Jeff Skilling was once one of America's brightest and brashest stars. I sat in his Houston mansion one night as he meticulously explained everything that went wrong at Enron and what he knew and when he knew it. I must tell you that he knew they pushed limits to create a new kind of industry. However, he never believed their company was in real financial trouble and would go down and destroy so many people financially. I am not defending just comparing. After he was convicted, he was ordered to pay $45 million in restitution to Enron investors.

I find Skilling more like a school girl when compared to this new gang of still unnamed executives--the people who ran their companies into the ground with complicated deals and shady investments and then stole taxpayer money. I am sure if federal prosecutors spend as much time investigating all of these huge companies as we did Enron, we could send a bunch of these modern suits to prison.

Let's not forget the politicians who gladly pocket donations from these sharp dressed crooks. I think they should go to jail first and stay the longest.
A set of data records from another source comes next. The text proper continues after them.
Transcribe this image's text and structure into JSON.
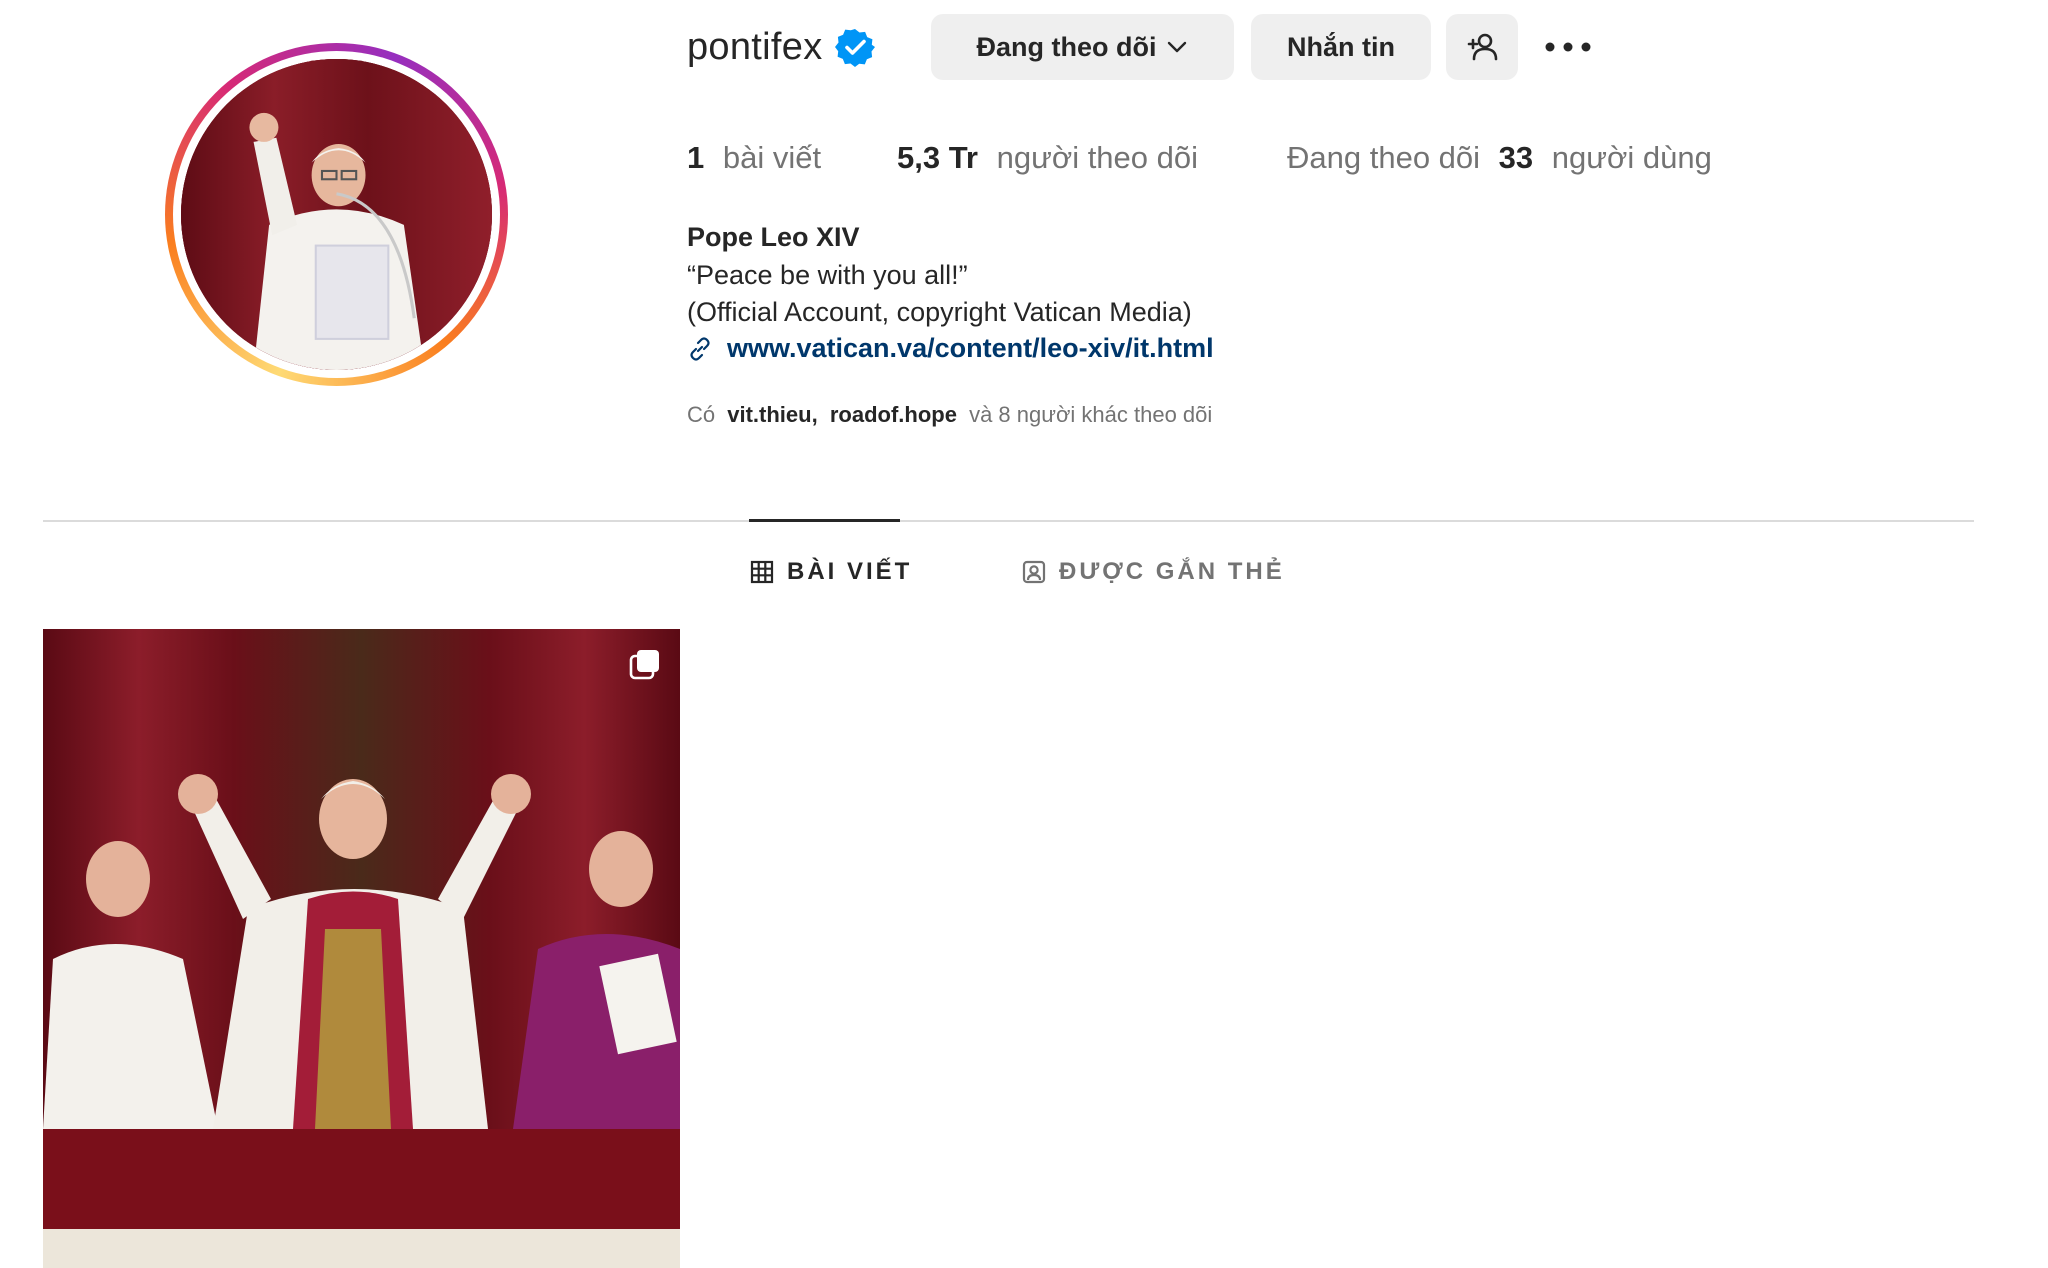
{
  "profile": {
    "username": "pontifex",
    "verified_icon": "verified-badge-icon",
    "following_button_label": "Đang theo dõi",
    "message_button_label": "Nhắn tin",
    "add_user_icon": "add-user-icon",
    "more_icon": "more-options-icon"
  },
  "stats": {
    "posts_count": "1",
    "posts_label": "bài viết",
    "followers_count": "5,3 Tr",
    "followers_label": "người theo dõi",
    "following_prefix": "Đang theo dõi",
    "following_count": "33",
    "following_label": "người dùng"
  },
  "bio": {
    "name": "Pope Leo XIV",
    "line1": "“Peace be with you all!”",
    "line2": "(Official Account, copyright Vatican Media)",
    "link": "www.vatican.va/content/leo-xiv/it.html"
  },
  "followed_by": {
    "prefix": "Có",
    "user1": "vit.thieu",
    "separator": ",",
    "user2": "roadof.hope",
    "suffix": "và 8 người khác theo dõi"
  },
  "tabs": [
    {
      "label": "BÀI VIẾT",
      "icon": "grid-icon",
      "active": true
    },
    {
      "label": "ĐƯỢC GẮN THẺ",
      "icon": "tagged-user-icon",
      "active": false
    }
  ],
  "colors": {
    "link": "#00376b",
    "muted": "#737373",
    "button_bg": "#efefef",
    "verified": "#0095f6"
  }
}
Unfortunately, you know that will not happen when you follow the money trail.

A NEWSWEEK review of recent filings with the Federal Election Commission found that the political action committees of five big TARP recipients doled out $85,300 to members in the first two months of this year—with most of the cash going to those who serves on committees who oversee the TARP program. Among them: Bank of America (which got $15 billion in bailout money) sent out $24,500 in the first two months of 2009, including $1,500 to House Majority Leader Steny Hoyer and another $15,000 to members of the House and Senate banking panels.

We have elected crooks overseeing the hearings of the business crooks while the elected crooks pocket money from the business crooks they oversee. Instead of sending our 2009 crooks to prison, we, the hardworking taxpayers, are bailing them out. We strive for equitable treatment in our justice system. Should we bail out Jeff Skilling too? At least, he went before Congress and testified instead of cowardly taking the fifth or fighting in court to keep his name and his bonus amount secret. He didn't try to take taxpayer money as a bonus after Enron collapsed.

They say our economy will recover from this, but what about our national character? Politicians taking control of our banking sector is a dangerous development that keeps getting scarier. It's all so un-American. Many historians believe Rome fell because of internal decadence and excessive self-indulgence. Will we too?